Nosotros venimos a ser los musicantes e ilusionistas de la Red; outsiders con voluntad y ganas de expresar aquéllo que otros ya expresan, auxiliados por la suerte y el talento, o las reverencias ante los que deciden.
Los últimos de la fila firman textos o artículos y hasta ganan premios. Conozco a uno, cabal chorizo (para colmo apátrida y pobre taquígrafo), que hasta obtiene algunos galardones a base de previas reverencias en las que se deja el alma.
Por eso mismo se la gastó.
No le vale una encumbrada agente (en decadencia) ni las perrunas imitaciones dedicadas a tipos como Jiménez Losantos o Ramírez; paradigmas del arbitrio y el gang bunquerizado.
Sin embargo, sus libros, peroratas y líbelos alfombran los suelos de la reventa al por mayor. Pese al viento a favor, el sujeto es demasiado aburrido para que alguien lo lea de verdad.
En concreto, os hablo del imbécil que intentó con malas artes arrebatarme Perón, y debió conformarse realizando una mala copia gracias a mi presteza. Me niego a hacerle publicidad, por ello no le menciono, pero es fácil concluir de quién se trata.
No todos los canallas conocen semejante destino. Algunos son alquilones manumisos, eficientes mercaderes de papel impreso apoltronados en la dirección de periódicos que aún venden; o en ocasiones ambas cosas.
Dichos hábitos y algún galardón de la cultura oficial, reservan a ciertos especímenes hasta el magno sillón en la Real Academia de la Lengua Española.
Lo explicité en un reciente post de blanco específico.
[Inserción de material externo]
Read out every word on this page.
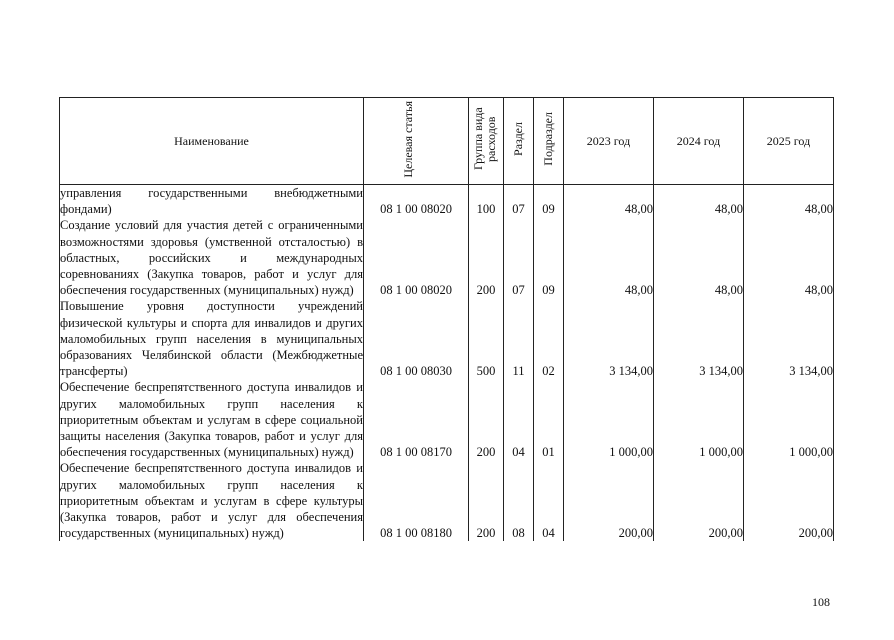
Наименование	Целевая статья	Группа вида расходов	Раздел	Подраздел	2023 год	2024 год	2025 год
управления государственными внебюджетными фондами)	08 1 00 08020	100	07	09	48,00	48,00	48,00
Создание условий для участия детей с ограниченными возможностями здоровья (умственной отсталостью) в областных, российских и международных соревнованиях (Закупка товаров, работ и услуг для обеспечения государственных (муниципальных) нужд)	08 1 00 08020	200	07	09	48,00	48,00	48,00
Повышение уровня доступности учреждений физической культуры и спорта для инвалидов и других маломобильных групп населения в муниципальных образованиях Челябинской области (Межбюджетные трансферты)	08 1 00 08030	500	11	02	3 134,00	3 134,00	3 134,00
Обеспечение беспрепятственного доступа инвалидов и других маломобильных групп населения к приоритетным объектам и услугам в сфере социальной защиты населения (Закупка товаров, работ и услуг для обеспечения государственных (муниципальных) нужд)	08 1 00 08170	200	04	01	1 000,00	1 000,00	1 000,00
Обеспечение беспрепятственного доступа инвалидов и других маломобильных групп населения к приоритетным объектам и услугам в сфере культуры (Закупка товаров, работ и услуг для обеспечения государственных (муниципальных) нужд)	08 1 00 08180	200	08	04	200,00	200,00	200,00
108
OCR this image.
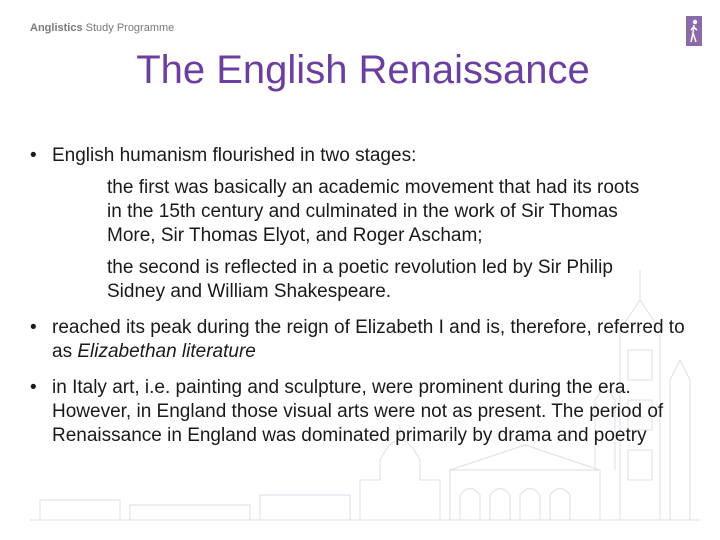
Anglistics Study Programme
The English Renaissance
• English humanism flourished in two stages:
the first was basically an academic movement that had its roots in the 15th century and culminated in the work of Sir Thomas More, Sir Thomas Elyot, and Roger Ascham;
the second is reflected in a poetic revolution led by Sir Philip Sidney and William Shakespeare.
• reached its peak during the reign of Elizabeth I and is, therefore, referred to as Elizabethan literature
• in Italy art, i.e. painting and sculpture, were prominent during the era. However, in England those visual arts were not as present. The period of Renaissance in England was dominated primarily by drama and poetry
Todos ellos, uno a uno, nos copian. Digo, a mí y a otros. Los que pasamos de lamer botas y oler braguetas. Tras hacerlo durante años, así quedaron. Hoy, los triunfadores reproducen el sistema imponiendo a sus mandados la repetición compulsiva del ritual.
Para dichos ejemplares, nuestra Red equivale a la calle, o la ochava céntrica, en la que el verdadero dueño del talento entrega su creatividad al público por unas monedas. Su desprecio formal por nosotros lo determina su noción de la jerarquía, tan cercana a la gerarchia del fascismo.
En el fondo saben dónde se columplia el talento. Lo envidian y acechan desde el rencor y el deseo que sofoca la ambición de parecer lo que no son ni serán jamás.
De ahí que, por si las dudas, estos insumergibles buscadores de perlas, no las sueltan una vez aprehendidas.
Tampoco les llueven desde la Red, pero algo casi siempre caerá. Ellos, entrenados para alzarse con lo ajeno sin correr riesgos, aprovechan la instancia seleccionando desde la impunidad, auxiliados por sirvientes o amiguetes.
De poco les vale, pues al cambiar los contenidos de lo que roban, no hacen otra cosa que desfigurar el original.
En cambio, los blogs creativos de esta fantástica autopista de calles aledañas, alcanzan la eternidad, reflejando las bondades de su tiempo. Para ello, sólo es necesario un buen escritor de los que no se venden, con ganas de manifestarse sin tiranos de por medio.
Aún no está debidamente regulado y sancionado el copyright en Internet. De manera que por ahora, estos tartufos imprimen el botín a voluntad, agregando cd´s, dvd´s, cucharas o cosméticos a las ediciones.
A menudo rellenan los ejemplares de artículos que nadie leerá, en una liviana entrega que satisface el momento.
Pero la eternidad de Internet y sus ochavas comporta una hemeroteca viviente, que pronto o tarde escrutará la curiosidad pública. Basta que llegue algún inquieto sabueso literario, auxiliado por la pasión de descubrir los tesoros auténticos, y alce su voz, para que el destino ponga a cada cual en su sitio.
Quizá entonces, las víctimas y los victimarios críen malvas. La diferencia, radica en que, siendo unos y otros objetos de investigación, el fallo histórico les brindará miel o hiel, según determinen el acierto o su mal remedo.
Habrá llegado así el instante, tan reiterado en la historia de la infamia y los infames, en que los verdugos y canallas que predan lo que debieron respetar para poder mirarse al espejo que hoy soslayan, se vean una vez más, reflejados en otro insoslayable.
Si mueren antes, serán sus deudos quienes deban enviar la ropa del padre o el abuelo al tinte, para salvar algún resto de honor familiar.
Desde remotos tiempos, la fábula se repite con pelos y señales. Los que copiaron lo incopiable usurpando títulos y honores quedan con el culo al aire.
Y en ese pozo ciego de malos aromas, no nacen ni se reproducen flores. A menos que sean las Fleurs du Mal.
Y para eso, menos que Charles Baudelaire, ni hablar.